Надо ли говорить, что мальчик просто не смог усидеть на месте в дивизии, когда узнал, что «дядя Глеб» прибывает в Петроград. Отец научил его управлять автомобилем еще два года тому назад, ну а усесться за руль – совсем не сложно, особенно если все казаки и солдаты просто не чают души в маленьком воспитаннике своего командира…
Львов занимался делами дивизии, которых за время его отсутствия накопилось преизрядно, одновременно поясняя Алексею тонкости обращения с бризантными веществами, когда в его кабинет вихрем влетела Сашенька. Привычно чмокнула в бледную щечку цесаревича, а потом, не церемонясь, взобралась на колени к Глебу.
– Ну, и где они?
– Кто? – спросил Львов, ошарашенный подобным напором. За время поездки он успел несколько отвыкнуть от непосредственности своей современницы.
– Ну эти твои коммунисты? Ты же за ними ездил?
Глеб сделал страшные глаза и взглядом показал на Алексея, но Александра ничуть не смутилась:
– Ой, можно подумать…
– Да невредно было бы, пожалуй…
– Слушай, перестань на меня наезжать! Ты что же думаешь, что твоему любимцу никто ничего не объяснил? Да я лично с ним этот… как его? Ну, там, где призрак бродит по Европе…
– И колотит всех по жопе, – неожиданно добавил Алексей, расплывшись до ушей в веселой улыбке.

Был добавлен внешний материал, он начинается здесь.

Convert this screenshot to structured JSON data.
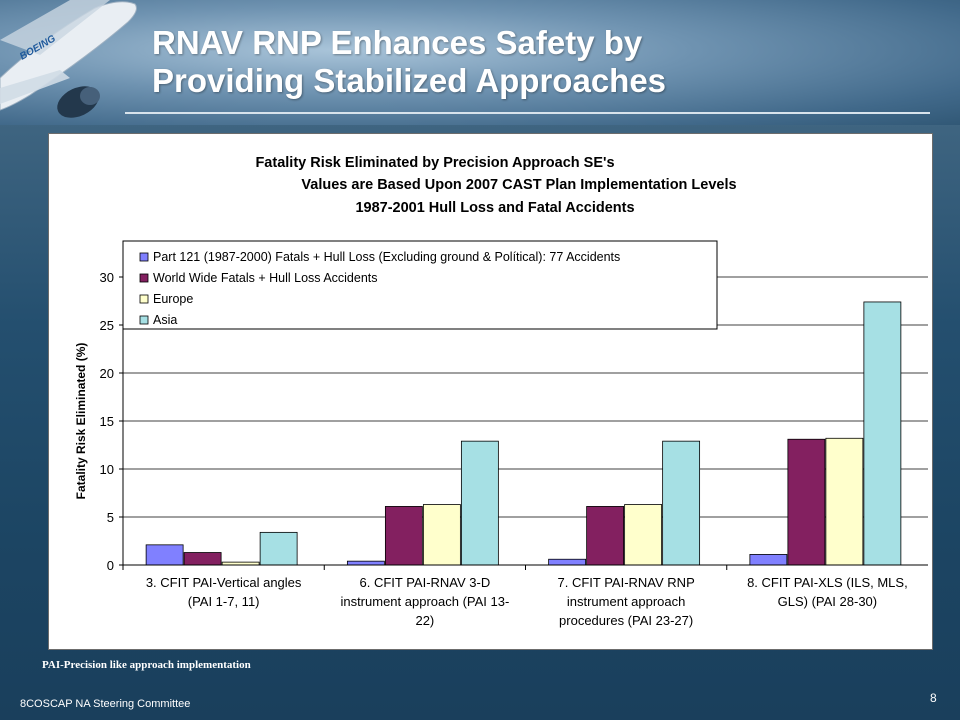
{
  "slide": {
    "title_line1": "RNAV RNP Enhances Safety by",
    "title_line2": "Providing Stabilized Approaches",
    "footnote": "PAI-Precision like approach implementation",
    "footer": "8COSCAP NA Steering Committee",
    "page_number": "8",
    "logo_text": "BOEING"
  },
  "chart_data": {
    "type": "bar",
    "title_lines": [
      "Fatality Risk Eliminated by Precision Approach SE's",
      "Values are Based Upon 2007 CAST Plan Implementation Levels",
      "1987-2001 Hull Loss and Fatal Accidents"
    ],
    "ylabel": "Fatality Risk Eliminated (%)",
    "xlabel": "",
    "ylim": [
      0,
      30
    ],
    "yticks": [
      0,
      5,
      10,
      15,
      20,
      25,
      30
    ],
    "grid": true,
    "legend_position": "top-left",
    "categories": [
      [
        "3. CFIT PAI-Vertical angles",
        "(PAI 1-7, 11)"
      ],
      [
        "6. CFIT PAI-RNAV 3-D",
        "instrument approach  (PAI 13-",
        "22)"
      ],
      [
        "7. CFIT PAI-RNAV RNP",
        "instrument approach",
        "procedures (PAI 23-27)"
      ],
      [
        "8. CFIT PAI-XLS (ILS, MLS,",
        "GLS)  (PAI 28-30)"
      ]
    ],
    "series": [
      {
        "name": "Part 121 (1987-2000) Fatals + Hull Loss (Excluding ground & Polítical): 77 Accidents",
        "color": "#8080ff",
        "values": [
          2.1,
          0.4,
          0.6,
          1.1
        ]
      },
      {
        "name": "World Wide Fatals + Hull Loss Accidents",
        "color": "#832060",
        "values": [
          1.3,
          6.1,
          6.1,
          13.1
        ]
      },
      {
        "name": "Europe",
        "color": "#ffffcc",
        "values": [
          0.3,
          6.3,
          6.3,
          13.2
        ]
      },
      {
        "name": "Asia",
        "color": "#a6e0e4",
        "values": [
          3.4,
          12.9,
          12.9,
          27.4
        ]
      }
    ]
  }
}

Львов подавился зажатой в зубах папиросой и долго смотрел на обоих, переводя потрясенный взгляд с одного на другого и обратно. Наконец выдавил:
– Вы что, «Манифест коммунистической партии» Маркса умудрились изучить? А еще чем занимались?
– Всем понемножку, – беззаботно махнула рукой Сашенька. – Мы с Лешкой тут всего и начитались, и настрелялись, и набегались… Знаешь, как он теперь из браунинга лупит? Пуля в пулю весь заряд…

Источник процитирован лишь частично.